2.) The free fall of the rupee
- The Indian rupee hit an all-time low against the U.S. dollar, weakening past the 79 rupees to a dollar mark and selling as low as 79.05 against the dollar on Wednesday.
- India’s forex reserves have also dropped below $600 billion, plunging by more than $50 billion since September 3, 2021, when forex reserves stood at an all-time high of $642 billion. The drop in India’s forex reserves is believed to be largely due to steps taken by the Reserve Bank of India to support the rupee. RBI officials, however, have noted that the drop in forex reserves is due to a fall in the dollar value of assets held as reserves by the RBI. For instance, if a portion of the reserves are in euros and the euro depreciates against the dollar, this would cause a drop in the value of forex reserves.
- The aim of the RBI’s policy is to allow the rupee to find its natural value in the market but without undue volatility or causing unnecessary panic among investors.
- By thus selling dollars in the open market in exchange for rupees, the RBI can improve demand for the rupee and cushion its fall.
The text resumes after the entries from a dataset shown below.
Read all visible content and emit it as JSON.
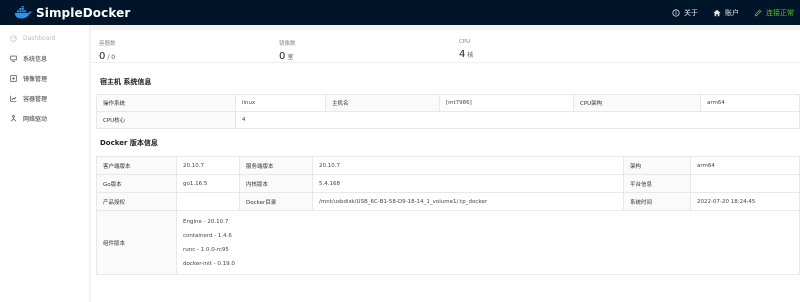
{
  "header": {
    "title": "SimpleDocker",
    "about": "关于",
    "account": "账户",
    "status": "连接正常"
  },
  "sidebar": {
    "items": [
      {
        "label": "Dashboard",
        "icon": "dashboard-icon"
      },
      {
        "label": "系统信息",
        "icon": "monitor-icon"
      },
      {
        "label": "镜像管理",
        "icon": "image-icon"
      },
      {
        "label": "容器管理",
        "icon": "container-icon"
      },
      {
        "label": "网络驱动",
        "icon": "network-icon"
      }
    ]
  },
  "stats": [
    {
      "label": "容器数",
      "value": "0",
      "unit": "/ 0"
    },
    {
      "label": "镜像数",
      "value": "0",
      "unit": "室"
    },
    {
      "label": "CPU",
      "value": "4",
      "unit": "核"
    }
  ],
  "host": {
    "title": "宿主机 系统信息",
    "os_label": "操作系统",
    "os": "linux",
    "hostname_label": "主机名",
    "hostname": "[mt7986]",
    "arch_label": "CPU架构",
    "arch": "arm64",
    "cores_label": "CPU核心",
    "cores": "4"
  },
  "docker": {
    "title": "Docker 版本信息",
    "rows": [
      [
        "客户端版本",
        "20.10.7",
        "服务端版本",
        "20.10.7",
        "架构",
        "arm64"
      ],
      [
        "Go版本",
        "go1.16.5",
        "内核版本",
        "5.4.168",
        "平台信息",
        ""
      ],
      [
        "产品授权",
        "",
        "Docker目录",
        "/mnt/usbdisk/USB_6C-B1-58-D9-18-14_1_volume1/.tp_docker",
        "系统时间",
        "2022-07-20 18:24:45"
      ]
    ],
    "components_label": "组件版本",
    "components": [
      "Engine - 20.10.7",
      "containerd - 1.4.6",
      "runc - 1.0.0-rc95",
      "docker-init - 0.19.0"
    ]
  }
}
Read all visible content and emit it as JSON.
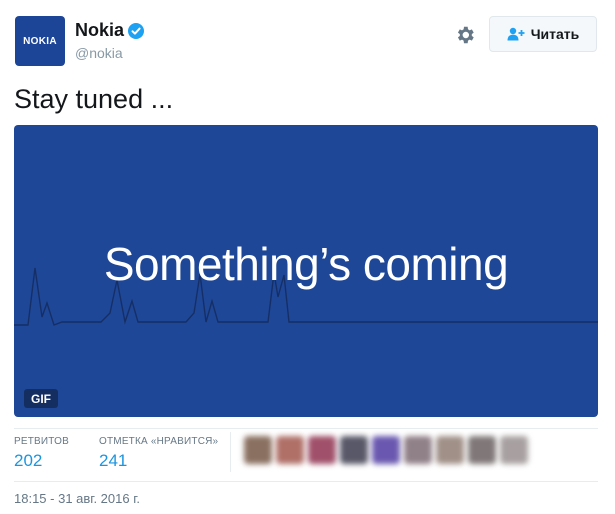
{
  "account": {
    "avatar_text": "NOKIA",
    "name": "Nokia",
    "handle": "@nokia",
    "verified": true,
    "brand_color": "#1c4597"
  },
  "actions": {
    "settings_icon": "gear-icon",
    "follow_label": "Читать",
    "follow_icon": "add-user-icon"
  },
  "tweet": {
    "text": "Stay tuned ...",
    "media": {
      "title": "Something’s coming",
      "badge": "GIF",
      "background": "#1f4797"
    }
  },
  "stats": {
    "retweets_label": "РЕТВИТОВ",
    "retweets_value": "202",
    "likes_label": "ОТМЕТКА «НРАВИТСЯ»",
    "likes_value": "241",
    "liker_avatars": [
      "#8a7060",
      "#b07068",
      "#a0506a",
      "#585868",
      "#6a58b0",
      "#908088",
      "#a09088",
      "#807878",
      "#a8a0a0"
    ]
  },
  "timestamp": "18:15 - 31 авг. 2016 г."
}
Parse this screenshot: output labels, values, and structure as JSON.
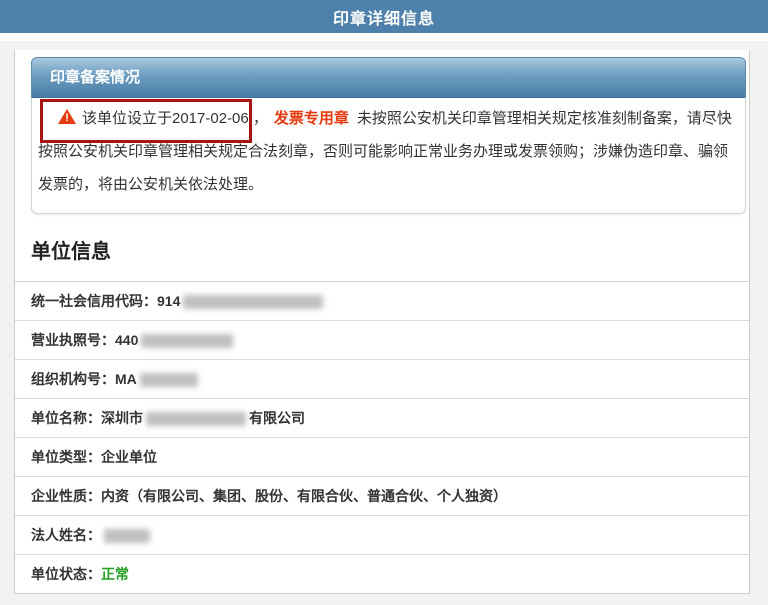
{
  "page_title": "印章详细信息",
  "panel": {
    "header": "印章备案情况",
    "warning": {
      "highlighted_text": "该单位设立于2017-02-06 ，",
      "seal_name": "发票专用章",
      "rest_text": "未按照公安机关印章管理相关规定核准刻制备案，请尽快按照公安机关印章管理相关规定合法刻章，否则可能影响正常业务办理或发票领购；涉嫌伪造印章、骗领发票的，将由公安机关依法处理。"
    }
  },
  "section": {
    "title": "单位信息",
    "rows": [
      {
        "label": "统一社会信用代码：",
        "visible_value": "914",
        "redacted": true
      },
      {
        "label": "营业执照号：",
        "visible_value": "440",
        "redacted": true
      },
      {
        "label": "组织机构号：",
        "visible_value": "MA",
        "redacted": true
      },
      {
        "label": "单位名称：",
        "visible_value": "深圳市",
        "visible_suffix": "有限公司",
        "redacted": true
      },
      {
        "label": "单位类型：",
        "value": "企业单位"
      },
      {
        "label": "企业性质：",
        "value": "内资（有限公司、集团、股份、有限合伙、普通合伙、个人独资）"
      },
      {
        "label": "法人姓名：",
        "visible_value": "",
        "redacted": true
      },
      {
        "label": "单位状态：",
        "value": "正常",
        "status": "normal"
      }
    ]
  },
  "colors": {
    "header_blue": "#4d81ab",
    "panel_gradient_top": "#a9c9df",
    "panel_gradient_bottom": "#497ea8",
    "annotation_red": "#a81414",
    "alert_red": "#e63b11",
    "status_green": "#23a023"
  }
}
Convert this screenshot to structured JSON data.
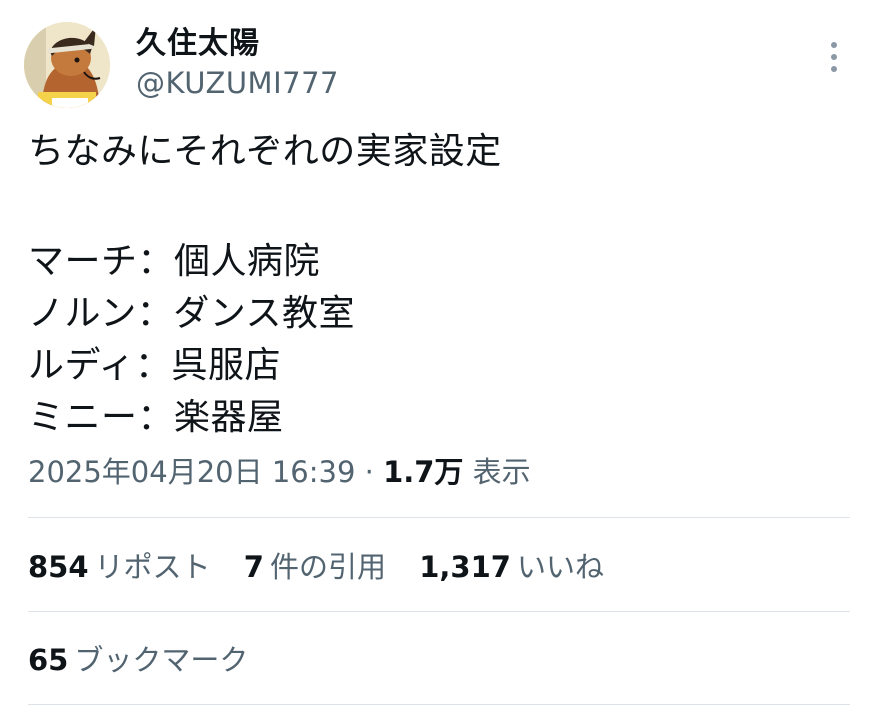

- What determines the rupee’s value?
The value of any currency is determined by demand for the currency as well as its supply. When the supply of a currency increases, its value drops. On the other hand, when the demand for a currency increases, its value rises. In the wider economy, central banks determine the supply of currencies, while the demand for currencies depends on the amount of goods and services produced in the economy.
In the forex market, the supply of rupees is determined by the demand for imports and various foreign assets. So, if there is high 6 demand to import oil, it can lead to an increase in the supply of rupees in the forex market and cause the rupee’s value to drop.
So, for instance, when there is great enthusiasm among foreign investors to invest in India, it can lead to an increase in the supply of dollars in the forex market which in turn causes the rupee’s value to rise against the dollar.
What is causing the rupee to lose value against the dollar?
Since March this year, the U.S. Federal Reserve has been raising its benchmark interest rate causing investors seeking higher returns to pull capital away from emerging markets such as India and back into the U.S. This, in turn, has put pressure on emerging market currencies which have depreciated significantly against the U.S. dollar so far this year.
- Moreover, India’s current account deficit, which measures the gap between the value of imports and exports of goods and services, is expected to hit a 10-year high of 3.3% of gross domestic product in the current financial year. This means that India’s import demand amid rising global oil prices is likely to negatively affect the rupee unless foreign investors pour sufficient capital into the country to fund the deficit.
- The rupee, it should also be noted, has consistently lost value against the U.S. dollar for several decades now. A major reason for this has been consistently higher domestic price inflation in India. Higher inflation in India suggests that the RBI has been creating rupees at a faster rate than the U.S. Federal Reserve has been creating dollars.